What i am trying to make sure is that any search of the register is done on the correct address. What happens if I search on a street name using double "oo" rather than just one "o". Will this make a big difference? Do i need to make a search using all the different possible addresses?

Greateful for replies as soon as possible. Thanks people
#197872 hi, so my search came back with nothing listed.....

am not sure if that is good or bad...will just have to wait and see....

would the questions raised in my last post have any influence on the search results?

would be really grateful for you advice please
#200791 Hello!

Further to my posts above, would I be correct in thinking that the results of a registry trust search will probably not be as detailed, as the results of credit reference agency search?

I ask because I need to rent a flat and just wonder whether something may be listed which didn’t come up via the registry trust search. I am assuming that if I give the exact same address as I did for the registry trust search then nothing should appear. That said, I am aware that a "GAIN" (gone away) warning may pop-up when the rental agency does the search but maybe this in itself is not a problem because the rental agency would probably not search further. Correct?
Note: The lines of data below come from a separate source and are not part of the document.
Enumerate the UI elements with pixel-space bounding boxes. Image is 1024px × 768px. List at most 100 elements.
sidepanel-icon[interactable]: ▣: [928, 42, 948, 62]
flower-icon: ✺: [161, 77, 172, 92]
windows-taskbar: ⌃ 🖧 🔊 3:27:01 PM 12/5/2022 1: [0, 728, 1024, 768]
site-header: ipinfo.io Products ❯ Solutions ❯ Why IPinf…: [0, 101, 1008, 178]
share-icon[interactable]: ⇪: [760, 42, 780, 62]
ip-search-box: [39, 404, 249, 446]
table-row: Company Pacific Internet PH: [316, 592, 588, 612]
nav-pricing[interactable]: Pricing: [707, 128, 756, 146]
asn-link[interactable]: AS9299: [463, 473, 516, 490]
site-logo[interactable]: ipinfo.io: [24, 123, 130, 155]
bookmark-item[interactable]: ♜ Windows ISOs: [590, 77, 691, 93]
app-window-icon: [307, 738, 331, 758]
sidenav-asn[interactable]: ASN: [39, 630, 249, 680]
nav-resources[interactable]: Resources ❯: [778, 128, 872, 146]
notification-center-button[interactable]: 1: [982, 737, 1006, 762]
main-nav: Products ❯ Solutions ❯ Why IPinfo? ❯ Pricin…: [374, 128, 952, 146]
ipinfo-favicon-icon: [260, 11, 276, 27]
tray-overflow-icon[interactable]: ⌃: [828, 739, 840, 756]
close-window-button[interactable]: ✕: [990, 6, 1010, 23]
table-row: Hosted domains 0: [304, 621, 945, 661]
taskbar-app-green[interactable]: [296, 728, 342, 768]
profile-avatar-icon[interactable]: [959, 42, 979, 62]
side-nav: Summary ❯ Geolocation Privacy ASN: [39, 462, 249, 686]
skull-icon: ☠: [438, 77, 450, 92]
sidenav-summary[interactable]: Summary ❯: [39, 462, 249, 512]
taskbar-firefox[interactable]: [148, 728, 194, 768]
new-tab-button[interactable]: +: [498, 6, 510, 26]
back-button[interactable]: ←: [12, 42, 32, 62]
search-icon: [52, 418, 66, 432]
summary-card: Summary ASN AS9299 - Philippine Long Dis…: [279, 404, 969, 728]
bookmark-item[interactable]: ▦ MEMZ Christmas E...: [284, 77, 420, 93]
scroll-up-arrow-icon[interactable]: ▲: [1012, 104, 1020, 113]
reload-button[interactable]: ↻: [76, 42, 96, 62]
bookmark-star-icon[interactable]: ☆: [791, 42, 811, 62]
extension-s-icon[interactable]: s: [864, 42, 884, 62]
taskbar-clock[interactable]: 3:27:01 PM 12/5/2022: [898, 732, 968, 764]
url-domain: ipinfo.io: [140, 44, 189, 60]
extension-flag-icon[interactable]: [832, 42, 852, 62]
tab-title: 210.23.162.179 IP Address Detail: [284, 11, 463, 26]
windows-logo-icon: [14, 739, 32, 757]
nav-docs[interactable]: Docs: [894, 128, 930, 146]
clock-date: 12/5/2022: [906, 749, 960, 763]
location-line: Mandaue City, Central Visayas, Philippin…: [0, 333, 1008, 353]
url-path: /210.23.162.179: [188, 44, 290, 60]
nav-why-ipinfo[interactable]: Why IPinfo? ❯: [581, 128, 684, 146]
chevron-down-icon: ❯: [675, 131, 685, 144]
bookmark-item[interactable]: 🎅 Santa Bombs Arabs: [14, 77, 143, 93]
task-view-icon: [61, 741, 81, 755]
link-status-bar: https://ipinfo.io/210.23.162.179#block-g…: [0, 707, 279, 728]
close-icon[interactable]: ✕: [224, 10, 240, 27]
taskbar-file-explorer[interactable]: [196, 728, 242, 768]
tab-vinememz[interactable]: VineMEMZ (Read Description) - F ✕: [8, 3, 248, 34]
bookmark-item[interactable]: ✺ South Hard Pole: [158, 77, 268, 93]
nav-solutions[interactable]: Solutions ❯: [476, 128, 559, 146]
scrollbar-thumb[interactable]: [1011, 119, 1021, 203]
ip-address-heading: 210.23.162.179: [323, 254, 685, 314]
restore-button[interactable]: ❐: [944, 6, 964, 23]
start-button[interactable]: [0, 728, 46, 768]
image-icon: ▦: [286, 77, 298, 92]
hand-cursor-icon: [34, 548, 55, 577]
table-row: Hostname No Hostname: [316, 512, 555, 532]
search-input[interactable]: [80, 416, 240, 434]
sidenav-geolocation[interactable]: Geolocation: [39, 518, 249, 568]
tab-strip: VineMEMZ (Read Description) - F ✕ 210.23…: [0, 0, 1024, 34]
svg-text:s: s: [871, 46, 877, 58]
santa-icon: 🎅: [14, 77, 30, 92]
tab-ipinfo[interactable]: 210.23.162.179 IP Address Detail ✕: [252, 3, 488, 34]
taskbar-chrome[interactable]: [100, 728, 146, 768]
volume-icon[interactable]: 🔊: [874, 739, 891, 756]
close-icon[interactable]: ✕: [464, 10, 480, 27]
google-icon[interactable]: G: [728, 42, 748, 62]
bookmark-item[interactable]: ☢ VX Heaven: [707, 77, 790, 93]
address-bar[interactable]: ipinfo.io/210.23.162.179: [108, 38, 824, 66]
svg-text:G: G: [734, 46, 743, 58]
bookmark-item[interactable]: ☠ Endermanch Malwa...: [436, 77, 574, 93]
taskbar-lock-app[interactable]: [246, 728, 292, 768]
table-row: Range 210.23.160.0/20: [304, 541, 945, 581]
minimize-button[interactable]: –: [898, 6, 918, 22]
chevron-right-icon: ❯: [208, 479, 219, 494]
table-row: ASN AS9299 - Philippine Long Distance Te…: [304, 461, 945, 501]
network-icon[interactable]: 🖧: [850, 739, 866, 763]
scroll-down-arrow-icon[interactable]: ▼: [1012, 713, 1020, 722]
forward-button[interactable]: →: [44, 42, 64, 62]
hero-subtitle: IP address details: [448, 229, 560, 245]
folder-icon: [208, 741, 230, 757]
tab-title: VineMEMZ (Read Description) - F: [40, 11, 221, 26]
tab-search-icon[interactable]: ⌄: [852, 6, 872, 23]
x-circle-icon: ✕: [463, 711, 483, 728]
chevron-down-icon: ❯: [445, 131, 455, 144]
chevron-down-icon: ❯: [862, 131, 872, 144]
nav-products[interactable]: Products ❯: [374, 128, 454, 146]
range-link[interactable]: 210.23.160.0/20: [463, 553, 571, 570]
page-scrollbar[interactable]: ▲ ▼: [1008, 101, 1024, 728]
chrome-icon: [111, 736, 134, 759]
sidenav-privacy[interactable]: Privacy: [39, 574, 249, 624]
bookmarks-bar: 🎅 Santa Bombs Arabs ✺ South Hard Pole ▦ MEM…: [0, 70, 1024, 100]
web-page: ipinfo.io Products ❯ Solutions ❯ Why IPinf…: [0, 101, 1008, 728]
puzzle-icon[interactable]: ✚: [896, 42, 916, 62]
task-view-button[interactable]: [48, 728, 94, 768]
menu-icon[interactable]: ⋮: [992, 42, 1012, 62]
Would this be a fair assumption?

In any case, as my debts “should” be statute barred now and since any CCJ (or other things) should presumably not be on the register (which seems to be true following my registry trust search but as I mentioned in my last post this may have been to an error in the address on my part???? I am not sure???) would the same logic also not be the same with respect to any GAIN warning on my record?

Would be great for any feedback on these matters.

many thanks
User avatar
ByYogi Bear
onetroubled wrote:Further to my posts above, would I be correct in thinking that the results of a registry trust search will probably not be as detailed, as the results of credit reference agency search?

As far as CCJs are concerned, all the information shown on your credit file is taken directly from Registry Trust, so it can't show data relating to CCJs in more detail there, no.